Source: The Post Newspaper

‘Kalabot’ classrooms anger Bombe Bakundu community

The community of Bombe Bakundu along the Kumba- Buea stretch of road in Meme Division, Southwest Region has expressed anger as a result of the deplorable state of classrooms at Government Technical School, GTC, Bombe Bakundu.

The Post learnt that inhabitants of that locality use the infrastructure of Government Secondary Schools in the community as a bench mark for measuring poverty and riches. This is compounded by the fact that the grammar school in the same village has better classrooms compared to the dilapidated nature of the technical school.

Talking to The Post recently, the President of the Parent Teachers Association, PTA, of the school, Ebenezer Dibonge, disclosed that the dilapidated nature of the school has resulted in stigmatisation of parents, students and the community.

Dibonge said, since creation of the school in 2005, even a single classroom has not been erected by the Government.

Going by the PTA Chair, the school has been surviving on the meager PTA levy raised at the beginning of each year to construct make-shift structures and spend over FCFA 2.5million in paying PTA tutors.

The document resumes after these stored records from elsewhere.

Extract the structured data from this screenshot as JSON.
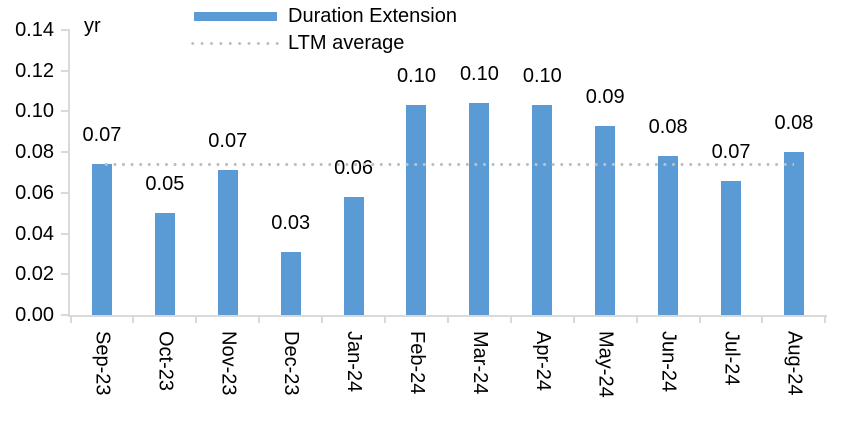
{
  "chart_data": {
    "type": "bar",
    "title": "",
    "unit_label": "yr",
    "categories": [
      "Sep-23",
      "Oct-23",
      "Nov-23",
      "Dec-23",
      "Jan-24",
      "Feb-24",
      "Mar-24",
      "Apr-24",
      "May-24",
      "Jun-24",
      "Jul-24",
      "Aug-24"
    ],
    "series": [
      {
        "name": "Duration Extension",
        "color": "#5B9BD5",
        "values": [
          0.074,
          0.05,
          0.071,
          0.031,
          0.058,
          0.103,
          0.104,
          0.103,
          0.093,
          0.078,
          0.066,
          0.08
        ],
        "data_labels": [
          "0.07",
          "0.05",
          "0.07",
          "0.03",
          "0.06",
          "0.10",
          "0.10",
          "0.10",
          "0.09",
          "0.08",
          "0.07",
          "0.08"
        ]
      }
    ],
    "average_line": {
      "name": "LTM average",
      "value": 0.074,
      "color": "#BFBFBF",
      "style": "dotted"
    },
    "ylim": [
      0,
      0.14
    ],
    "ytick_step": 0.02,
    "ytick_labels": [
      "0.00",
      "0.02",
      "0.04",
      "0.06",
      "0.08",
      "0.10",
      "0.12",
      "0.14"
    ],
    "grid": false,
    "legend_position": "top-center",
    "axis_color": "#D9D9D9",
    "text_color": "#000000"
  }
}
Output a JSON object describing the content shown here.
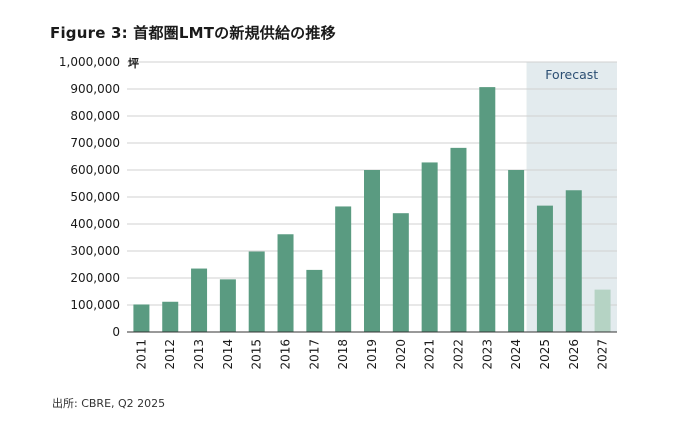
{
  "figure": {
    "title": "Figure 3: 首都圏LMTの新規供給の推移",
    "source": "出所: CBRE, Q2 2025"
  },
  "chart_data": {
    "type": "bar",
    "unit": "坪",
    "forecast_label": "Forecast",
    "categories": [
      "2011",
      "2012",
      "2013",
      "2014",
      "2015",
      "2016",
      "2017",
      "2018",
      "2019",
      "2020",
      "2021",
      "2022",
      "2023",
      "2024",
      "2025",
      "2026",
      "2027"
    ],
    "values": [
      102000,
      112000,
      235000,
      195000,
      298000,
      362000,
      230000,
      465000,
      600000,
      440000,
      628000,
      682000,
      907000,
      600000,
      468000,
      525000,
      157000
    ],
    "ylim": [
      0,
      1000000
    ],
    "yticks": [
      0,
      100000,
      200000,
      300000,
      400000,
      500000,
      600000,
      700000,
      800000,
      900000,
      1000000
    ],
    "ytick_labels": [
      "0",
      "100,000",
      "200,000",
      "300,000",
      "400,000",
      "500,000",
      "600,000",
      "700,000",
      "800,000",
      "900,000",
      "1,000,000"
    ],
    "forecast_start": "2025",
    "grid": "horizontal",
    "colors": {
      "bar": "#5a9b81",
      "bar_partial": "#b5d3c4",
      "forecast_bg": "#e3ebee",
      "grid": "#d0d0d0",
      "forecast_text": "#2c4f73"
    }
  }
}
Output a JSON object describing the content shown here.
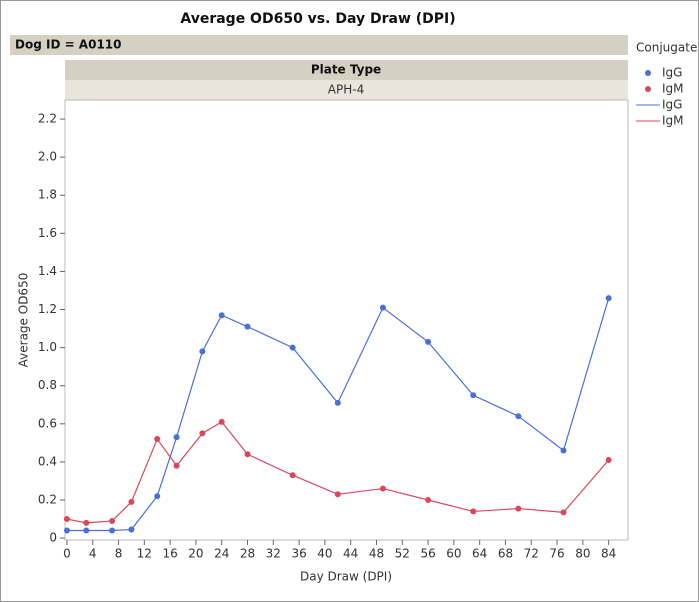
{
  "chart_data": {
    "type": "line",
    "title": "Average OD650 vs. Day Draw (DPI)",
    "group_label": "Dog ID = A0110",
    "panel_header": "Plate Type",
    "panel_label": "APH-4",
    "legend_title": "Conjugate",
    "x_label": "Day Draw (DPI)",
    "y_label": "Average OD650",
    "x": [
      0,
      3,
      7,
      10,
      14,
      17,
      21,
      24,
      28,
      35,
      42,
      49,
      56,
      63,
      70,
      77,
      84
    ],
    "series": [
      {
        "name": "IgG",
        "color": "#4a6fd8",
        "values": [
          0.04,
          0.04,
          0.04,
          0.045,
          0.22,
          0.53,
          0.98,
          1.17,
          1.11,
          1.0,
          0.71,
          1.21,
          1.03,
          0.75,
          0.64,
          0.46,
          1.26
        ]
      },
      {
        "name": "IgM",
        "color": "#d9475a",
        "values": [
          0.1,
          0.08,
          0.09,
          0.19,
          0.52,
          0.38,
          0.55,
          0.61,
          0.44,
          0.33,
          0.23,
          0.26,
          0.2,
          0.14,
          0.155,
          0.135,
          0.41
        ]
      }
    ],
    "xlim": [
      -0.3,
      87
    ],
    "xticks": [
      0,
      4,
      8,
      12,
      16,
      20,
      24,
      28,
      32,
      36,
      40,
      44,
      48,
      52,
      56,
      60,
      64,
      68,
      72,
      76,
      80,
      84
    ],
    "ylim": [
      -0.01,
      2.3
    ],
    "yticks": [
      0,
      0.2,
      0.4,
      0.6,
      0.8,
      {
        "value": 1,
        "label": "1.0"
      },
      1.2,
      1.4,
      1.6,
      1.8,
      {
        "value": 2,
        "label": "2.0"
      },
      2.2
    ]
  }
}
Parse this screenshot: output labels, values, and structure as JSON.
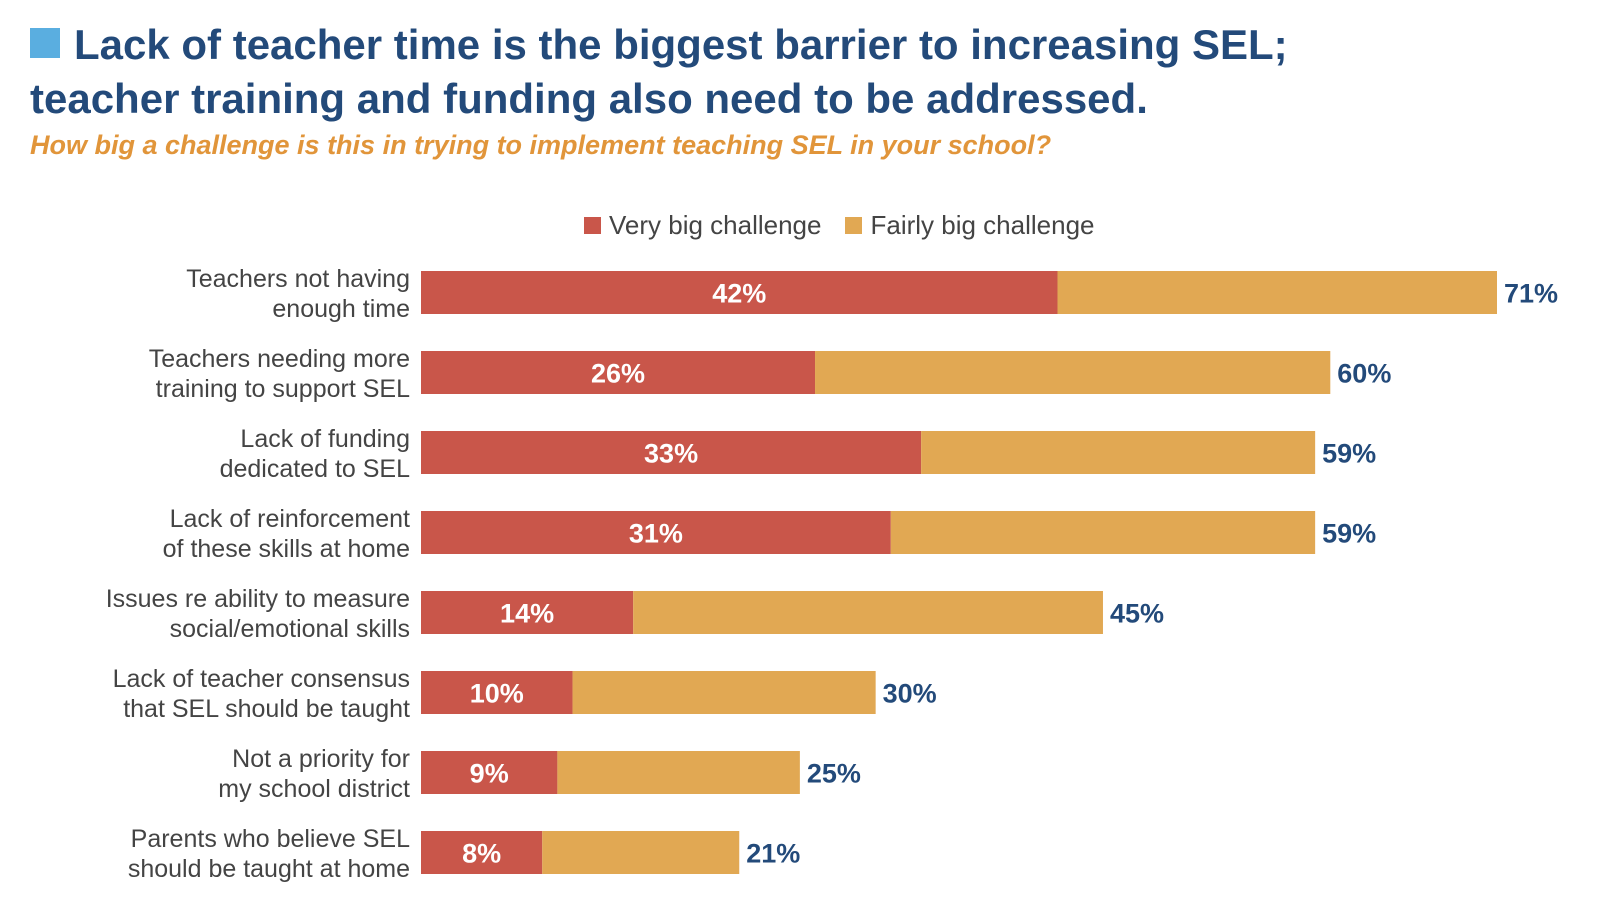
{
  "header": {
    "title_line1": "Lack of teacher time is the biggest barrier to increasing SEL;",
    "title_line2": "teacher training and funding also need to be addressed.",
    "subtitle": "How big a challenge is this in trying to implement teaching SEL in your school?"
  },
  "colors": {
    "very_big": "#c9564a",
    "fairly_big": "#e1a853",
    "title": "#234a7a",
    "subtitle": "#e1953a",
    "accent_square": "#5aaee0"
  },
  "chart_data": {
    "type": "bar",
    "orientation": "horizontal",
    "stacked": true,
    "title": "Lack of teacher time is the biggest barrier to increasing SEL; teacher training and funding also need to be addressed.",
    "subtitle": "How big a challenge is this in trying to implement teaching SEL in your school?",
    "categories": [
      "Teachers not having\nenough time",
      "Teachers needing more\ntraining to support SEL",
      "Lack of funding\ndedicated to SEL",
      "Lack of reinforcement\nof these skills at home",
      "Issues re ability to measure\nsocial/emotional skills",
      "Lack of teacher consensus\nthat SEL should be taught",
      "Not a priority for\nmy school district",
      "Parents who believe SEL\nshould be taught at home"
    ],
    "series": [
      {
        "name": "Very big challenge",
        "values": [
          42,
          26,
          33,
          31,
          14,
          10,
          9,
          8
        ]
      },
      {
        "name": "Fairly big challenge",
        "values": [
          29,
          34,
          26,
          28,
          31,
          20,
          16,
          13
        ]
      }
    ],
    "very_big_labels": [
      "42%",
      "26%",
      "33%",
      "31%",
      "14%",
      "10%",
      "9%",
      "8%"
    ],
    "totals": [
      71,
      60,
      59,
      59,
      45,
      30,
      25,
      21
    ],
    "total_labels": [
      "71%",
      "60%",
      "59%",
      "59%",
      "45%",
      "30%",
      "25%",
      "21%"
    ],
    "xlim": [
      0,
      71
    ],
    "legend_position": "top",
    "grid": false
  }
}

In terms of enrolment, the PTA President said, even parents who know the importance of technical education fear sending their children to the school because, when it rains or shines at a higher degree, the students are exposed to all sorts of danger, including lightning.

He pleaded with the Government to construct classrooms and an administrative block “to spare the students and teachers from teaching and learning in the bush like apes.”

Reacting to the state of the school, the Principal of GTC Bombe Bakundu, Aghim Abunaw Obase, told The Post that the institution is in dire need. According to Abunaw, if Cameroon is serious about emerging in 2035, then, technical education needs to be given more attention.

He disclosed that even the workshop constructed with Government money for the school cannot be used because the contractor did a poor job.

“The roof is already sagging, and taking students into such a place is like putting them under a time bomb, which may collapse and cause havoc," Abunaw warned.

The Principal averred that there is no need graduating thousands of lawyers and people in other social sciences, when technical education is capable of training people who can champion the growth of the country’s economy.

Engineer Abunaw said he has written to the Divisional Officer for Mbonge, the Regional Delegate of Secondary Education and the Minister, but nothing has come out of it.

“There are possibilities for enrolment to increase beyond the present 300 students, if the school is given a structural and technical facelift.”

Bombe Bakundu Chief, Rudolf Itoe, lamented on the porous situation of the school, but expressed hope that the powers-that-be will look into the issue.